Jenkins' mother was murdered in Chicago in 1972. The case remains open.
"There's a sense you can't trust anyone because you don't know who did it," says Jenkins, who has written about her experience and now directs a counseling program out of the Philadelphia Medical Examiner's Office for families of murder victims. "Everybody is a suspect when you don't know who did it."
Jenkins and Cline say their loved ones' unsolved murders left them without a focus for their anger and suspicion.
"You have all of this anger that you have no face to put with," says Cline, an advocate for survivors of homicide victims for Linn County Family Services. "You're trying to make sense of something that absolutely doesn't make sense."
Says Jenkins: "You're mad at everybody, and you turn it on yourself instead of others."
Cline says she's "almost kind of jealous" of members of her support group whose relatives' homicides have been solved. "I've always thought that if we had some answers, that would make it different."

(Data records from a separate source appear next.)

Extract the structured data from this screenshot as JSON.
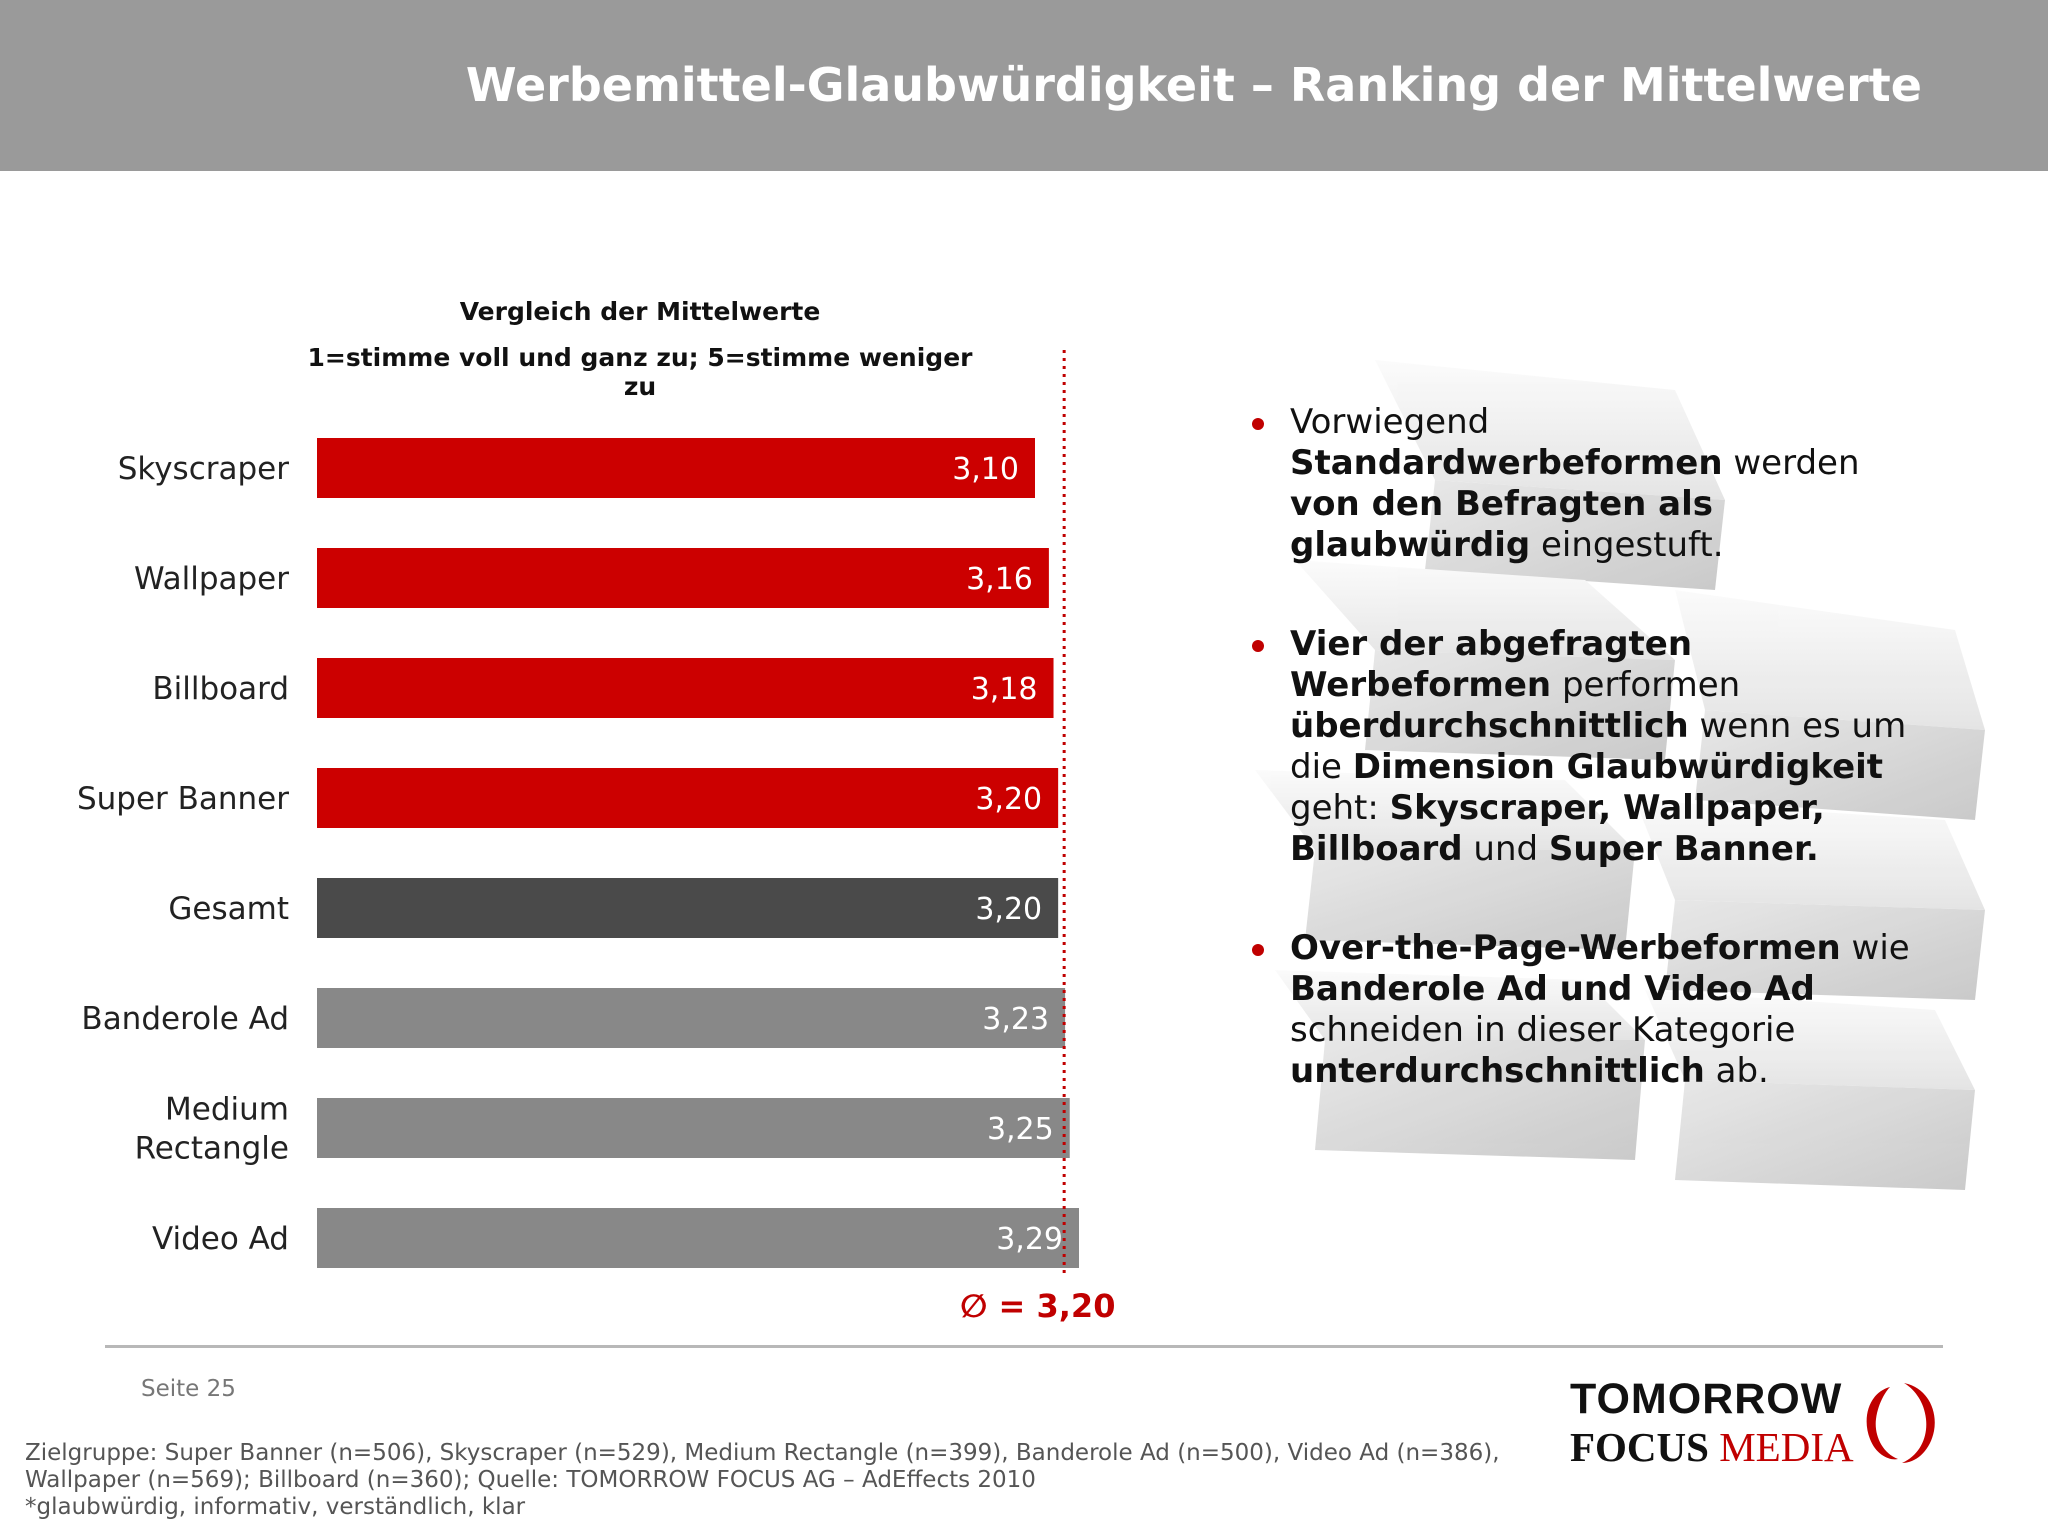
{
  "header": {
    "title": "Werbemittel-Glaubwürdigkeit – Ranking der Mittelwerte"
  },
  "chart_data": {
    "type": "bar",
    "orientation": "horizontal",
    "title": "Vergleich der Mittelwerte",
    "subtitle": "1=stimme voll und ganz zu; 5=stimme weniger zu",
    "categories": [
      "Skyscraper",
      "Wallpaper",
      "Billboard",
      "Super Banner",
      "Gesamt",
      "Banderole Ad",
      "Medium Rectangle",
      "Video Ad"
    ],
    "values": [
      3.1,
      3.16,
      3.18,
      3.2,
      3.2,
      3.23,
      3.25,
      3.29
    ],
    "value_labels": [
      "3,10",
      "3,16",
      "3,18",
      "3,20",
      "3,20",
      "3,23",
      "3,25",
      "3,29"
    ],
    "bar_colors": [
      "#cc0000",
      "#cc0000",
      "#cc0000",
      "#cc0000",
      "#4a4a4a",
      "#888888",
      "#888888",
      "#888888"
    ],
    "reference_line": {
      "value": 3.2,
      "label": "∅ = 3,20",
      "color": "#c00000",
      "style": "dotted"
    },
    "xlim": [
      0,
      3.29
    ],
    "grid": false
  },
  "bullets": [
    [
      {
        "t": "Vorwiegend ",
        "b": false
      },
      {
        "t": "Standardwerbeformen",
        "b": true
      },
      {
        "t": " werden ",
        "b": false
      },
      {
        "t": "von den Befragten als glaubwürdig",
        "b": true
      },
      {
        "t": " eingestuft.",
        "b": false
      }
    ],
    [
      {
        "t": "Vier der abgefragten Werbeformen",
        "b": true
      },
      {
        "t": " performen ",
        "b": false
      },
      {
        "t": "überdurchschnittlich",
        "b": true
      },
      {
        "t": " wenn es um die ",
        "b": false
      },
      {
        "t": "Dimension Glaubwürdigkeit",
        "b": true
      },
      {
        "t": " geht: ",
        "b": false
      },
      {
        "t": "Skyscraper, Wallpaper, Billboard",
        "b": true
      },
      {
        "t": " und ",
        "b": false
      },
      {
        "t": "Super Banner.",
        "b": true
      }
    ],
    [
      {
        "t": "Over-the-Page-Werbeformen",
        "b": true
      },
      {
        "t": " wie ",
        "b": false
      },
      {
        "t": "Banderole Ad und Video Ad",
        "b": true
      },
      {
        "t": " schneiden in dieser Kategorie ",
        "b": false
      },
      {
        "t": "unterdurchschnittlich",
        "b": true
      },
      {
        "t": " ab.",
        "b": false
      }
    ]
  ],
  "footer": {
    "page": "Seite 25",
    "footnote_lines": [
      "Zielgruppe: Super Banner (n=506), Skyscraper (n=529), Medium Rectangle (n=399), Banderole Ad (n=500), Video Ad (n=386),",
      "Wallpaper (n=569); Billboard (n=360); Quelle: TOMORROW FOCUS AG – AdEffects 2010",
      "*glaubwürdig, informativ, verständlich, klar"
    ],
    "logo": {
      "line1": "TOMORROW",
      "focus": "FOCUS",
      "media": "MEDIA"
    }
  },
  "colors": {
    "accent": "#c00000",
    "header": "#9a9a9a"
  }
}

Jenkins says some relatives "believe going to court, that somehow or another this is going to take care of the extraordinary pain that they feel."
She takes no comfort in knowing the legal experience is usually disappointing. "The justice system is only going to take care of the justice system. It's a legal thing. It has nothing to do with the family," Jenkins says.It took Jenkins about seven years to begin to accept that her mother's murder will probably go unsolved. "You have to make a decision about what can you do with the rest of your life," she says. "I decided that there are mysteries in life, and I can live with a mystery. It's the police's problem."